Whatever distractions the Hollywood publicity bandwagon provided, it was still possible to watch up to eight new films a day. There were some pleasant surprises. Susanna Styron's Shadrach, a nostalgic, depression- era tale adapted from one of William Styron's stories, boasts a funny and warm-hearted performance from the usually irascible Harvey Keitel. John Dahl's Rounders, a low-key but cleverly scripted drama about poker, also hit the mark. Matt Damon, the film's lead, disconcerted interviewers by introducing them to his mother. Another young star with a parent in tow was the precocious 15-year-old Lelee Sobieski, who appears in James Ivory's A Soldier's Daughter Never Cries. Among Sobieski's forthcoming projects is the new Stanley Kubrick effort, Eyes Wide Shut. Kubrick has sworn her to secrecy about the yet-to-be-completed film, but she offers an intriguing thumbnail sketch of the reclusive director. "He's not this weird guy. He dresses in the same clothes every day, which is fine because he doesn't smell bad - he probably has duplicates."

Kris Kristofferson, who also appears in A Soldier's Daughter Never Cries, wouldn't be drawn on the travails of a fellow Rhodes Scholar. "I inhaled, he didn't," was all he had to say about Clinton.

Amazingly, some journalists booed during the press screening of the one British film in competition this year, Anand Tucker's Hilary And Jackie. This hugely moving account of the relationship between the cellist Jacqueline du Pre (Emily Watson) and her sister Hilary (Rachel Griffiths) shatters for ever the old cliches about British cinema being emotionally repressed. Yves Angelo's austere, beautifully shot Voleur de Vie was also about the troubled relationship between two sisters (Emmanuelle Beart and Sandrine Bonnaire) while Claude Lelouch's Hasards ou Coinci-dences dealt with the grief and loneliness of a beautiful young dancer who loses her child.

With so many films striking such an introspective, mournful note, Tom Tykwer's wildly energetic Run Lola Run, in which a young, shock-haired punk races through the Berlin streets for a rendezvous she dare not miss, provided a welcome rush of adrenaline. Eric Rohmer's An Autumn's Tale, a perfectly constructed comedy with just a hint of melancholy about it, was another antidote to the gloom.

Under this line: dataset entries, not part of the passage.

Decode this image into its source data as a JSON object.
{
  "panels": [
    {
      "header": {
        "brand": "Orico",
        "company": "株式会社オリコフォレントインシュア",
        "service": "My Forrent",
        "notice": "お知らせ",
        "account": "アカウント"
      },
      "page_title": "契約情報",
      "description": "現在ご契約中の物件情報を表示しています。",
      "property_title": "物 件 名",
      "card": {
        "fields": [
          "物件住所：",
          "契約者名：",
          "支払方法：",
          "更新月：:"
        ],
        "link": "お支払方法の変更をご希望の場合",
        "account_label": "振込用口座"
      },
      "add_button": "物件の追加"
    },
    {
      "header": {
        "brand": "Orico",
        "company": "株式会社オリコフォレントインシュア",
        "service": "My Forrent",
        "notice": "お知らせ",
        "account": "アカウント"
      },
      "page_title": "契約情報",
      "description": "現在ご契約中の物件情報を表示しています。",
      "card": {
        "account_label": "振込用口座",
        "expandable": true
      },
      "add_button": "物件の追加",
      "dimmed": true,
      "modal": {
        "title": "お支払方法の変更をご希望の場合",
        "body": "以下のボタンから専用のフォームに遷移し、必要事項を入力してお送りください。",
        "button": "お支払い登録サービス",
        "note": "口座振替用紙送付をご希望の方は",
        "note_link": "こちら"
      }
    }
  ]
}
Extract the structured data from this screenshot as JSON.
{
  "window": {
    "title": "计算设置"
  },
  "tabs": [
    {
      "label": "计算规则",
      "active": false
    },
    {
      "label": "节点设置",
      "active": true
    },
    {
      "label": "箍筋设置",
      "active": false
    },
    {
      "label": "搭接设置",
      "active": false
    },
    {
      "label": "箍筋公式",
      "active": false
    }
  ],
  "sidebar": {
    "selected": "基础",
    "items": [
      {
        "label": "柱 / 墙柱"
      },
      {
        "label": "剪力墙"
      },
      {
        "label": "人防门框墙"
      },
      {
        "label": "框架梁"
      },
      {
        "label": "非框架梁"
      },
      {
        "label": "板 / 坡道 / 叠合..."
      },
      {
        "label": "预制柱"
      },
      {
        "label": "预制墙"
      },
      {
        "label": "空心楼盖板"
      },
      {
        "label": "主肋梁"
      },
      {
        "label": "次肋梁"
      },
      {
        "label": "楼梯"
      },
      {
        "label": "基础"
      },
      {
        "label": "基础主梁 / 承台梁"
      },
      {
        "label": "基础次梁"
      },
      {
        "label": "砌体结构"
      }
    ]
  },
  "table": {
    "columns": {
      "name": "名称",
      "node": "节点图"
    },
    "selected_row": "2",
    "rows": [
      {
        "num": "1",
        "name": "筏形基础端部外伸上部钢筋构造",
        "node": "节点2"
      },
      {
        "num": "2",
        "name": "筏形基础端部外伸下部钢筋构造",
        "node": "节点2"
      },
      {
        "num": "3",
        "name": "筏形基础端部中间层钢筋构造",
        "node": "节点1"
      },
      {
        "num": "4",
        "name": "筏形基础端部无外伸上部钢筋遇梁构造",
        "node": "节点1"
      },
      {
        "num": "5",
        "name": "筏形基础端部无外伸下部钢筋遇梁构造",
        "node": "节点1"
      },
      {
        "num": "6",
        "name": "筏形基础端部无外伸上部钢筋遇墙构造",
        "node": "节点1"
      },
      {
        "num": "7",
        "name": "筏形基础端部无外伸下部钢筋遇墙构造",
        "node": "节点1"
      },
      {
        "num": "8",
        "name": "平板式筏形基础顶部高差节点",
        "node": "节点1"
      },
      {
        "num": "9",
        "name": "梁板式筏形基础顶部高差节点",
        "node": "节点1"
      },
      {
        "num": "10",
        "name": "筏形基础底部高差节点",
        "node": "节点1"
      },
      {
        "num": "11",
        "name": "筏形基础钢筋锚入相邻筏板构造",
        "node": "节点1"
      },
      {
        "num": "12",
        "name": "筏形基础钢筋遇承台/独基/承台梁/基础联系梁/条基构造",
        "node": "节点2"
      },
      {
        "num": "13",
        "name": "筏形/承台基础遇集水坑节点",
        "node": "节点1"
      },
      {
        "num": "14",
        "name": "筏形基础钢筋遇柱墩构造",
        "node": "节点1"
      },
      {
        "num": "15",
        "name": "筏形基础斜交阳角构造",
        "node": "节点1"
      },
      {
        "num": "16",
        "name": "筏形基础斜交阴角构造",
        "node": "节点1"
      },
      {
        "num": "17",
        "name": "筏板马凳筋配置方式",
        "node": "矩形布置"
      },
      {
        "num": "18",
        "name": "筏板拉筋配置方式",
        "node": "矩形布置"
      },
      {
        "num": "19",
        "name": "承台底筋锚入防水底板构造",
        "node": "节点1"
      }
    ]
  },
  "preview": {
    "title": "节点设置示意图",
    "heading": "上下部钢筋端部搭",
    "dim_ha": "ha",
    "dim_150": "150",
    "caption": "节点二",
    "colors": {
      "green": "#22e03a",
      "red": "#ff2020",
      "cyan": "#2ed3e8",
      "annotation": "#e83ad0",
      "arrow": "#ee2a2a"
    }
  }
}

The festival doesn't finish until Sunday. With Pat O'Connor's Dancing At Lughnasa (which offers the intriguing pairing of Kathy Burke and Meryl Streep), Emir Kusturica's White Cat, Black Cat and Warren Beatty's Bulworth still to be screened, it is too early to say where the major prizes will go. Regardless of who wins the Golden Lion, though, it is still safe to assume that Hollywood will benefit the most from the fortnight on the Lido. For the Europeans, Venice may be about celebrating cinema as art, but, for the studios, the festival is one big publicity junket: a gilt- edged opportunity to sell their movies in one of the most scenic locations imaginable.